Daí decorre o fato de que o fundamento aplicado ao ônus da prova está diretamente relacionado à premissa da repartição igualitária e à equidade. O direito contemporâneo não permite que o magistrado abra mão de decidir uma demanda por insuficiência de provas. Deste modo, cabe ao juiz, mesmo que de ofÍcio requerer à parte que determine as provas necessárias à instrução processual. A construção do ônus da prova tem função estimular as partes a provar suas alegações, bem como a finalidade de auxiliar o juiz em seu convencimento.

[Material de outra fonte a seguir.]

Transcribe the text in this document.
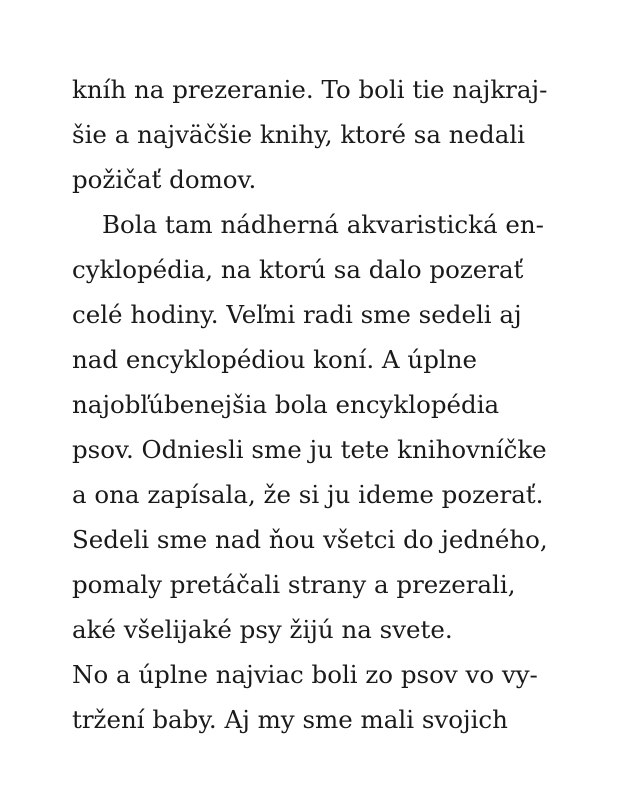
kníh na prezeranie. To boli tie najkraj-
šie a najväčšie knihy, ktoré sa nedali
požičať domov.
Bola tam nádherná akvaristická en-
cyklopédia, na ktorú sa dalo pozerať
celé hodiny. Veľmi radi sme sedeli aj
nad encyklopédiou koní. A úplne
najobľúbenejšia bola encyklopédia
psov. Odniesli sme ju tete knihovníčke
a ona zapísala, že si ju ideme pozerať.
Sedeli sme nad ňou všetci do jedného,
pomaly pretáčali strany a prezerali,
aké všelijaké psy žijú na svete.
No a úplne najviac boli zo psov vo vy-
tržení baby. Aj my sme mali svojich
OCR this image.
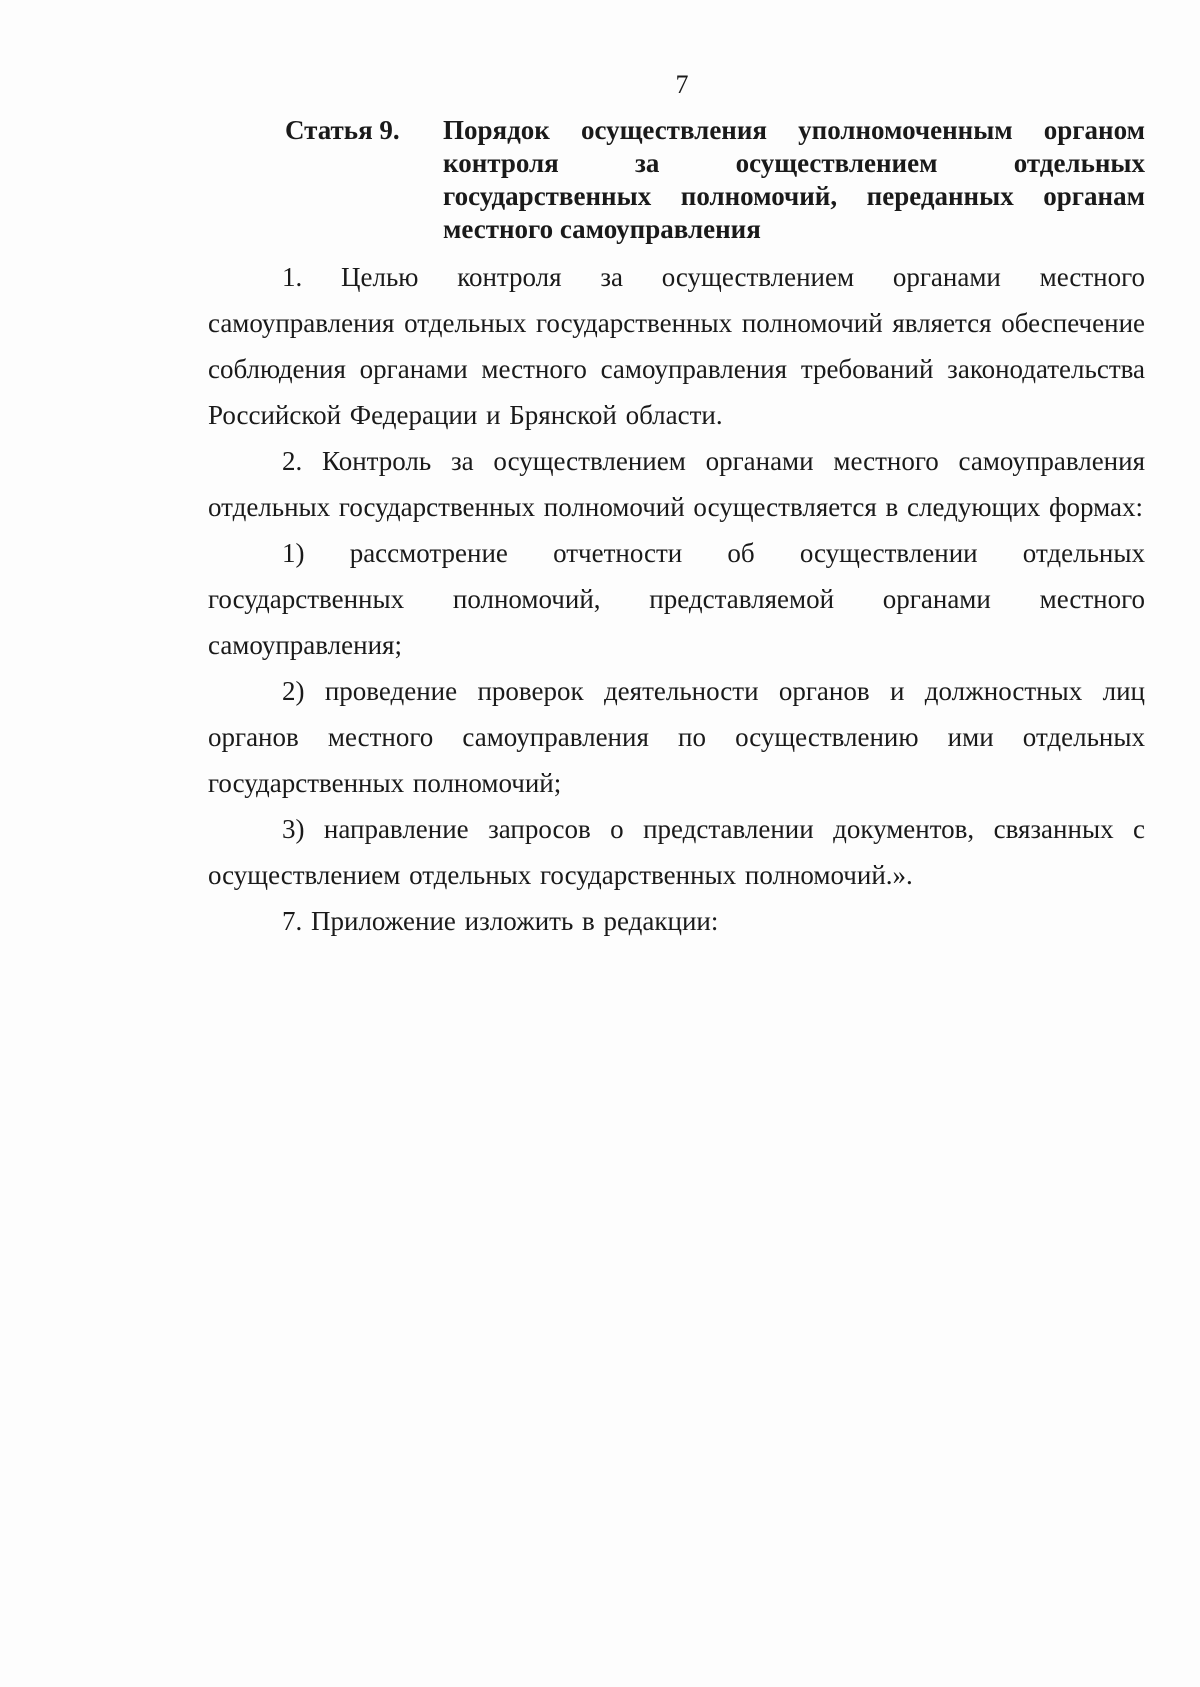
7
Статья 9.	Порядок осуществления уполномоченным органом контроля за осуществлением отдельных государственных полномочий, переданных органам местного самоуправления

1. Целью контроля за осуществлением органами местного самоуправления отдельных государственных полномочий является обеспечение соблюдения органами местного самоуправления требований законодательства Российской Федерации и Брянской области.

2. Контроль за осуществлением органами местного самоуправления отдельных государственных полномочий осуществляется в следующих формах:

1) рассмотрение отчетности об осуществлении отдельных государственных полномочий, представляемой органами местного самоуправления;

2) проведение проверок деятельности органов и должностных лиц органов местного самоуправления по осуществлению ими отдельных государственных полномочий;

3) направление запросов о представлении документов, связанных с осуществлением отдельных государственных полномочий.».

7. Приложение изложить в редакции:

No entanto, urge dizer que, a regra contida no artigo 333 do Código de Processo Civil, qual seja, a da inversão do ônus da prova, sofre no Direito do Consumidor relevantes alterações com vistas a garantir maior efetividade e instrumentalidade ao processo. No Código de Defesa do Consumidor, Lei n° 8.078/90, a inversão do ônus da prova é regra, no entanto é aplicada a critério do magistrado.

3 A INVERSÃO DO ÔNUS DA PROVA NO CÓDIGO DE DEFESA DO CONSUMIDOR

Inicialmente cumpre destacar o conceito de inversão do ônus da prova, seus requisitos e, por conseguinte, sua aplicabilidade. Desta feita, vale mencionar que o termo “ônus” tem sua origem etimológica no latim, e seu significado tem como premissa o termo autenticidade extremamente relacionado à obrigação, ou seja, ao ônus probandi. Ademais, fala-se na ideia de: “daquele que tem o ônus/obrigação de provar”.

Nessa esteira, cumpre retornar ao ordenamento jurídico nacional, em que por meio da Constituição Federal de 1988 se reconheceu o homem como sujeito de direitos e obrigações diante da ordem civil. Isso posto, tem-se que a ordem civil conferiu direitos e obrigações também ao consumidor, seja ele pessoa individual ou coletiva, assegurando a proteção constitucional por meio das disposições do princípio da ordem econômico nacional, disposto em seu artigo 170, V (MARQUES; BENJAMIN, 2006, p. 78).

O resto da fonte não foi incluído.